Towards the end of our visit I took my guests to the Church of the Sacrifice of Our Lady. Outside on the square all was activity - market stalls were being erected, people scurried around with boxes of craft goods for sale. In front of the church a large stage was in the process of rising, whilst in front of it men were setting up trestle tables and benches. Interested to see what was going on, we sat down at a table of the pizzeria on the Square and watched, whilst very slowly eating our lunch and drinking several drinks. After a short while the square started to fill with children dressed in traditional dress, doting mothers taking snapshots and dance teachers also in costume. It was becoming apparent that we had stumbled into a folk dance festival.

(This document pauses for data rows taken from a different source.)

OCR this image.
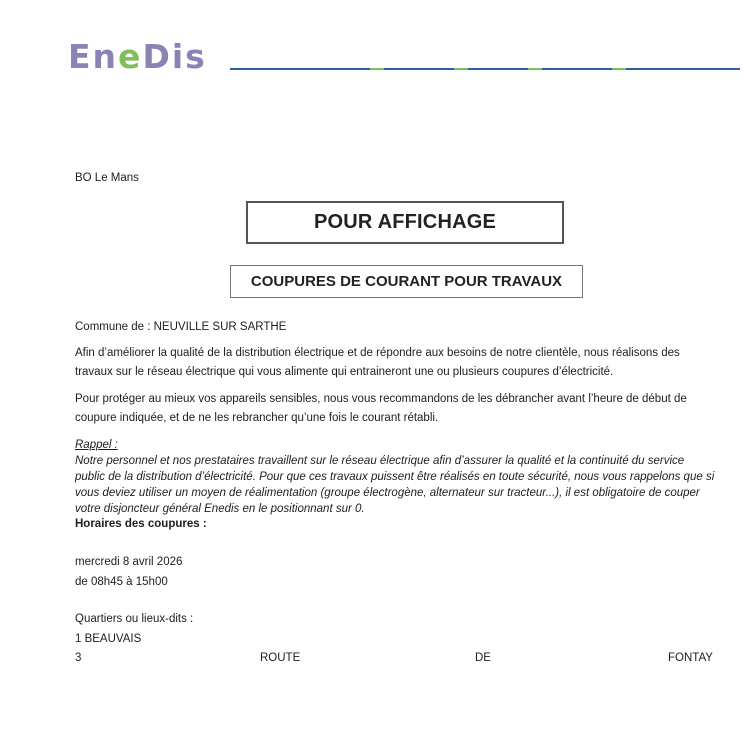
EneDis
BO Le Mans
POUR AFFICHAGE
COUPURES DE COURANT POUR TRAVAUX
Commune de : NEUVILLE SUR SARTHE
Afin d’améliorer la qualité de la distribution électrique et de répondre aux besoins de notre clientèle, nous réalisons des travaux sur le réseau électrique qui vous alimente qui entraineront une ou plusieurs coupures d’électricité.
Pour protéger au mieux vos appareils sensibles, nous vous recommandons de les débrancher avant l’heure de début de coupure indiquée, et de ne les rebrancher qu’une fois le courant rétabli.
Rappel :
Notre personnel et nos prestataires travaillent sur le réseau électrique afin d’assurer la qualité et la continuité du service public de la distribution d’électricité. Pour que ces travaux puissent être réalisés en toute sécurité, nous vous rappelons que si vous deviez utiliser un moyen de réalimentation (groupe électrogène, alternateur sur tracteur...), il est obligatoire de couper votre disjoncteur général Enedis en le positionnant sur 0.
Horaires des coupures :
mercredi 8 avril 2026
de 08h45 à 15h00
Quartiers ou lieux-dits :
1 BEAUVAIS
3	ROUTE	DE	FONTAY
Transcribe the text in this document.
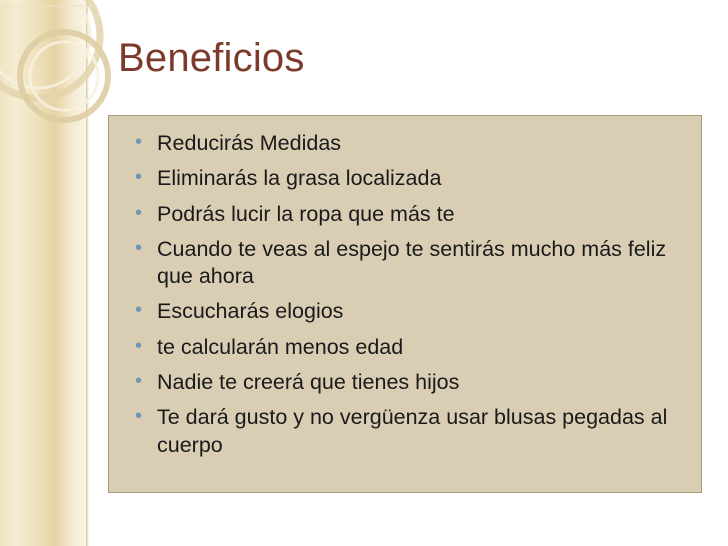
Beneficios
• Reducirás Medidas
• Eliminarás la grasa localizada
• Podrás lucir la ropa que más te
• Cuando te veas al espejo te sentirás mucho más feliz que ahora
• Escucharás elogios
• te calcularán menos edad
• Nadie te creerá que tienes hijos
• Te dará gusto y no vergüenza usar blusas pegadas al cuerpo
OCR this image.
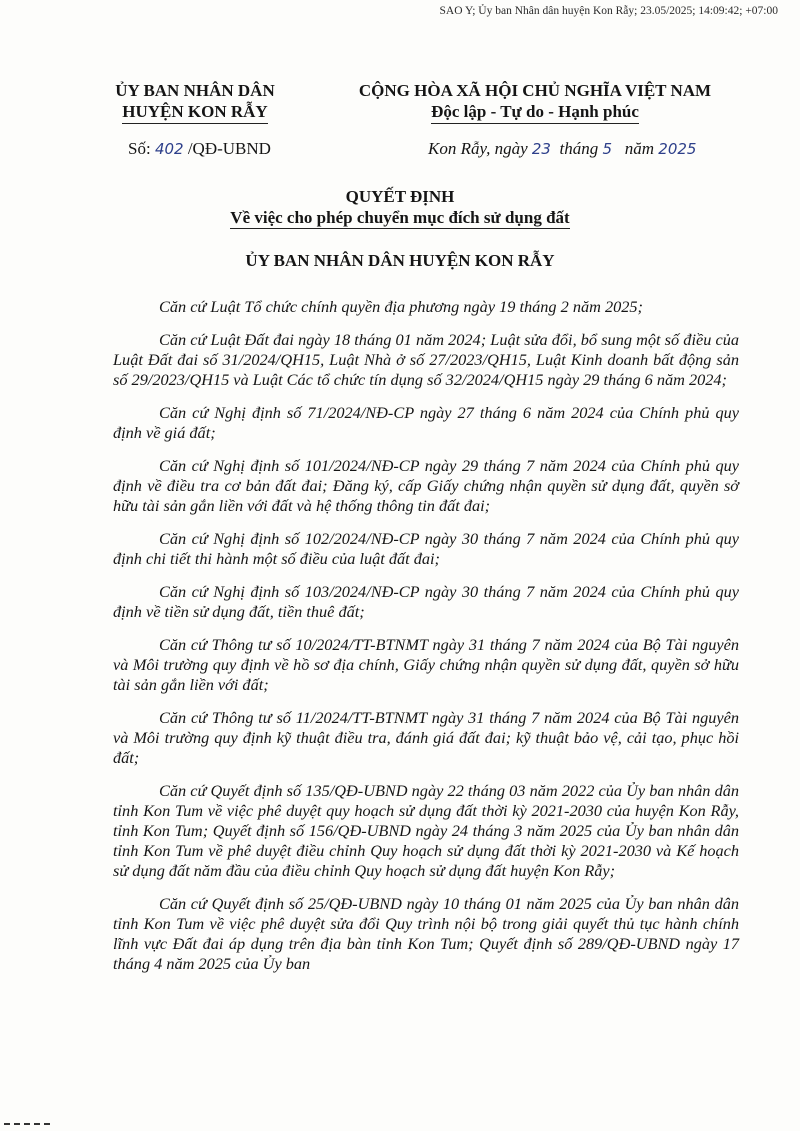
SAO Y; Ủy ban Nhân dân huyện Kon Rẫy; 23.05/2025; 14:09:42; +07:00
ỦY BAN NHÂN DÂN
HUYỆN KON RẪY
CỘNG HÒA XÃ HỘI CHỦ NGHĨA VIỆT NAM
Độc lập - Tự do - Hạnh phúc
Số: 402 /QĐ-UBND	Kon Rẫy, ngày 23 tháng 5 năm 2025
QUYẾT ĐỊNH
Về việc cho phép chuyển mục đích sử dụng đất
ỦY BAN NHÂN DÂN HUYỆN KON RẪY

Căn cứ Luật Tổ chức chính quyền địa phương ngày 19 tháng 2 năm 2025;

Căn cứ Luật Đất đai ngày 18 tháng 01 năm 2024; Luật sửa đổi, bổ sung một số điều của Luật Đất đai số 31/2024/QH15, Luật Nhà ở số 27/2023/QH15, Luật Kinh doanh bất động sản số 29/2023/QH15 và Luật Các tổ chức tín dụng số 32/2024/QH15 ngày 29 tháng 6 năm 2024;

Căn cứ Nghị định số 71/2024/NĐ-CP ngày 27 tháng 6 năm 2024 của Chính phủ quy định về giá đất;

Căn cứ Nghị định số 101/2024/NĐ-CP ngày 29 tháng 7 năm 2024 của Chính phủ quy định về điều tra cơ bản đất đai; Đăng ký, cấp Giấy chứng nhận quyền sử dụng đất, quyền sở hữu tài sản gắn liền với đất và hệ thống thông tin đất đai;

Căn cứ Nghị định số 102/2024/NĐ-CP ngày 30 tháng 7 năm 2024 của Chính phủ quy định chi tiết thi hành một số điều của luật đất đai;

Căn cứ Nghị định số 103/2024/NĐ-CP ngày 30 tháng 7 năm 2024 của Chính phủ quy định về tiền sử dụng đất, tiền thuê đất;

Căn cứ Thông tư số 10/2024/TT-BTNMT ngày 31 tháng 7 năm 2024 của Bộ Tài nguyên và Môi trường quy định về hồ sơ địa chính, Giấy chứng nhận quyền sử dụng đất, quyền sở hữu tài sản gắn liền với đất;

Căn cứ Thông tư số 11/2024/TT-BTNMT ngày 31 tháng 7 năm 2024 của Bộ Tài nguyên và Môi trường quy định kỹ thuật điều tra, đánh giá đất đai; kỹ thuật bảo vệ, cải tạo, phục hồi đất;

Căn cứ Quyết định số 135/QĐ-UBND ngày 22 tháng 03 năm 2022 của Ủy ban nhân dân tỉnh Kon Tum về việc phê duyệt quy hoạch sử dụng đất thời kỳ 2021-2030 của huyện Kon Rẫy, tỉnh Kon Tum; Quyết định số 156/QĐ-UBND ngày 24 tháng 3 năm 2025 của Ủy ban nhân dân tỉnh Kon Tum về phê duyệt điều chỉnh Quy hoạch sử dụng đất thời kỳ 2021-2030 và Kế hoạch sử dụng đất năm đầu của điều chỉnh Quy hoạch sử dụng đất huyện Kon Rẫy;

Căn cứ Quyết định số 25/QĐ-UBND ngày 10 tháng 01 năm 2025 của Ủy ban nhân dân tỉnh Kon Tum về việc phê duyệt sửa đổi Quy trình nội bộ trong giải quyết thủ tục hành chính lĩnh vực Đất đai áp dụng trên địa bàn tỉnh Kon Tum; Quyết định số 289/QĐ-UBND ngày 17 tháng 4 năm 2025 của Ủy ban
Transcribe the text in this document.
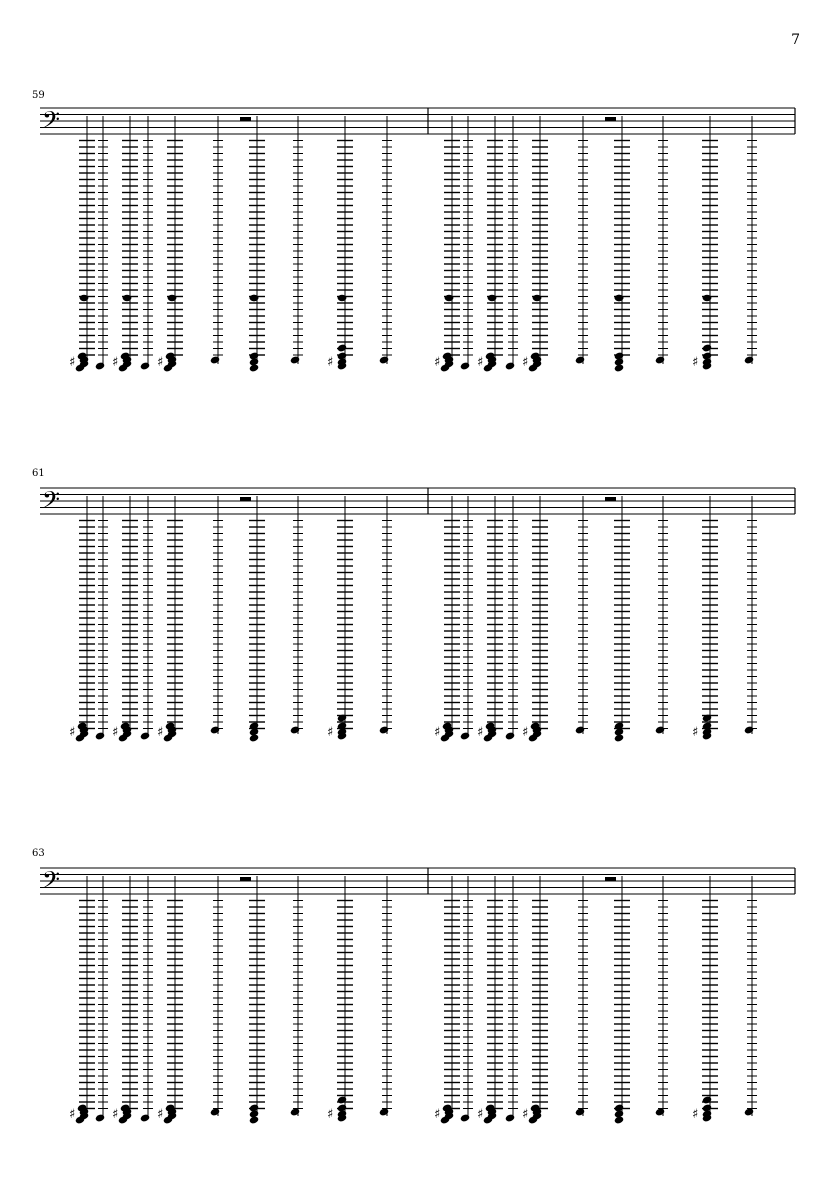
7
𝄢
♯	♯	♯	♯	♯	♯	♯	♯
𝄢
♯	♯	♯	♯	♯	♯	♯	♯
𝄢
♯	♯	♯	♯	♯	♯	♯	♯
59
61
63
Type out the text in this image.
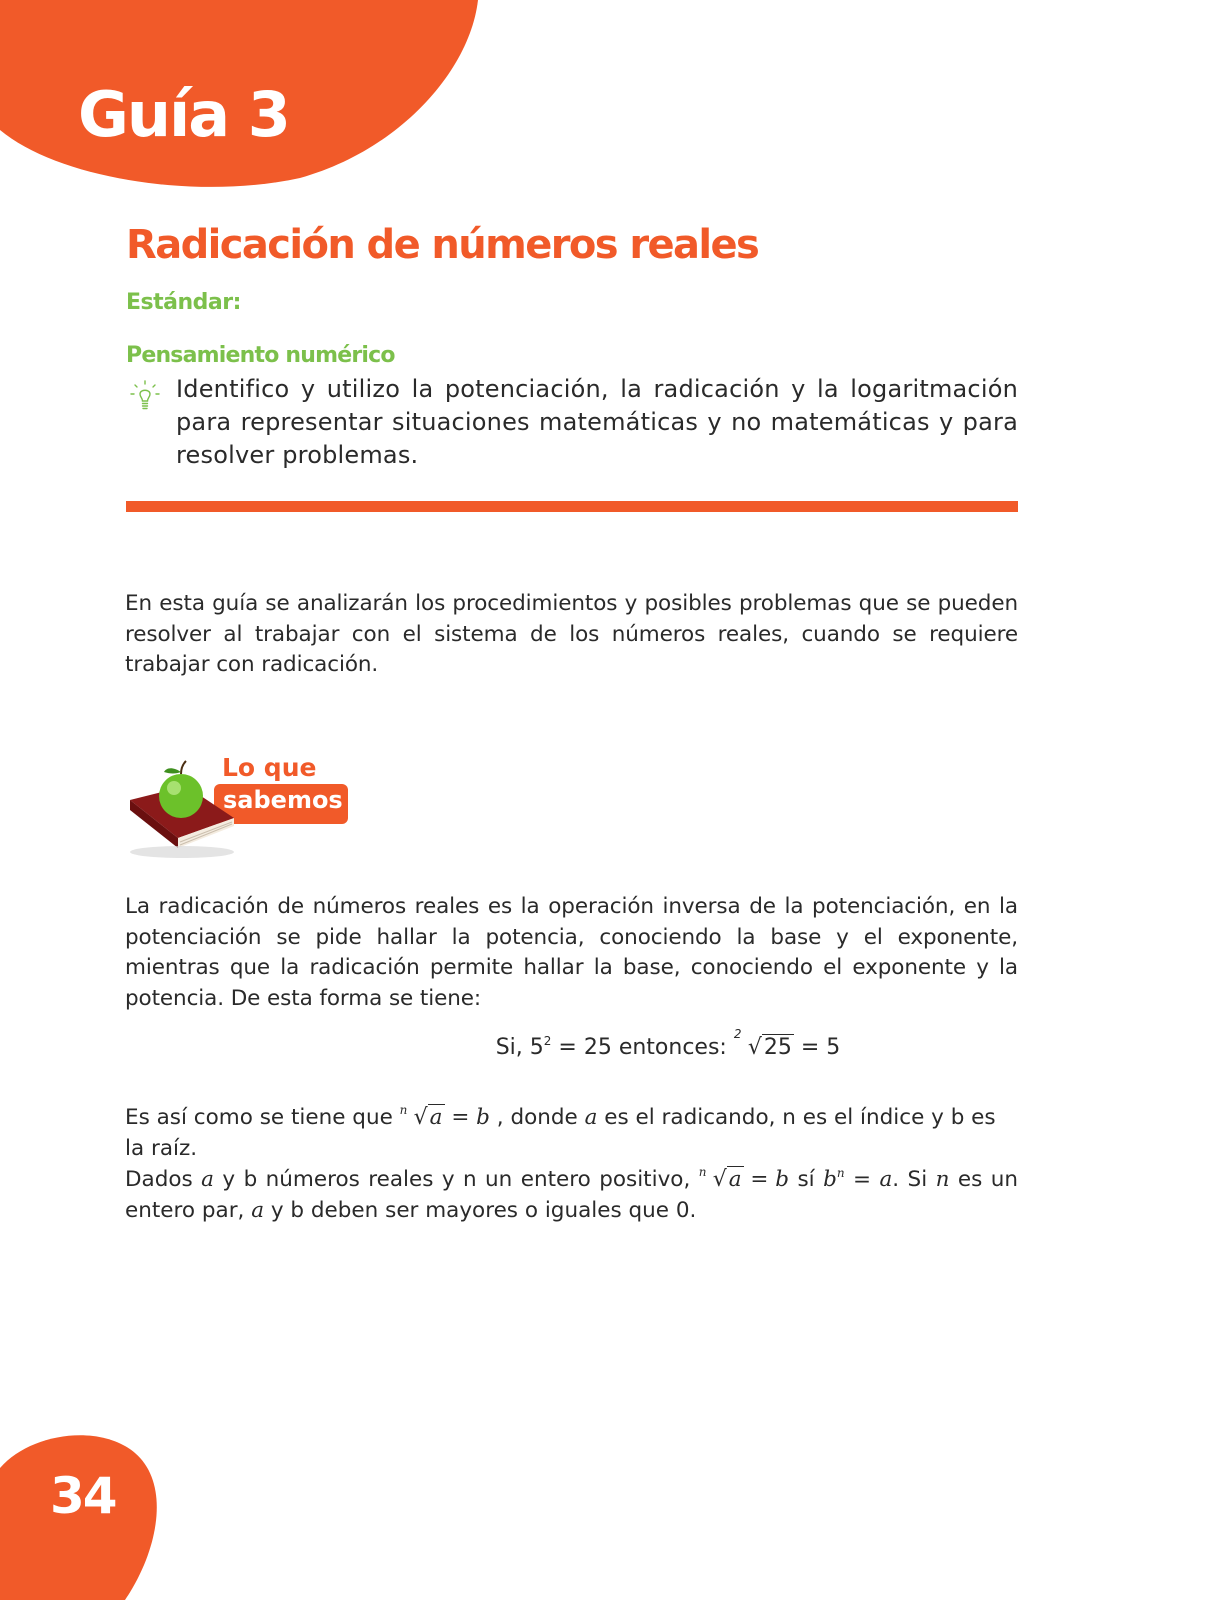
Guía 3
Radicación de números reales
Estándar:
Pensamiento numérico

Identifico y utilizo la potenciación, la radicación y la logaritmación para representar situaciones matemáticas y no matemáticas y para resolver problemas.

En esta guía se analizarán los procedimientos y posibles problemas que se pueden resolver al trabajar con el sistema de los números reales, cuando se requiere trabajar con radicación.

Lo que
sabemos

La radicación de números reales es la operación inversa de la potenciación, en la potenciación se pide hallar la potencia, conociendo la base y el exponente, mientras que la radicación permite hallar la base, conociendo el exponente y la potencia. De esta forma se tiene:

Si, $5^2 = 25$ entonces:
2
√25 = 5

Es así como se tiene que n √a = b , donde a es el radicando, n es el índice y b es la raíz.

Dados a y b números reales y n un entero positivo, n √a = b sí $b^n = a$. Si n es un entero par, a y b deben ser mayores o iguales que 0.

34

More and more dancers arrived. Some were adult teams, and as would be the case with any British morris side they set about buying beers from the Budwar tent. There were men in black, with black boots and ornately worked leather belts and older women in their thick gathered skirts. Musicians arrived with a range of traditional instruments, some beautifully carved. Eventually after much faffing around with the sound system and the children becoming bored and disappearing off, the dance teachers gathered their teams and processed in to the square. A master of ceremonies announced the first troupe from his clipboard - a group of small children sidled on to the stage - and the festival began in earnest.
I was interested to see the different dance forms - most of which seemed pretty tame to me after my interest in the pagan roots of English morris (for more on this do visit the Independent's excellent article on the subject ) But equally this was not the rather embarrassing folkdance that I learnt at school - the guy with the Mohican haircut showed no self consciousness - there was a degree of national pride in it. There seemed to be several influences at play in the dance and music. One I assumed to be a more lyrical Czech one, and another more in the German Austrian oompah style, (it even had calf slapping.) But then what was this? Here was something I recognised - a hobby horse was working its way through the crowds. This was part of the English tradition or is it that Celtic tradition that both the Czechs and Brits lay claim to?
We spent most of the afternoon watching the dance and browsing the craft stalls for unusual presents. We seemed to be the only foreigners there - this festival was for the locals and not sited where tourists would find it. The benches were full of beer-drinking Czechs clapping enthusiastically, children ran around in the sunshine and proud grandparents beamed.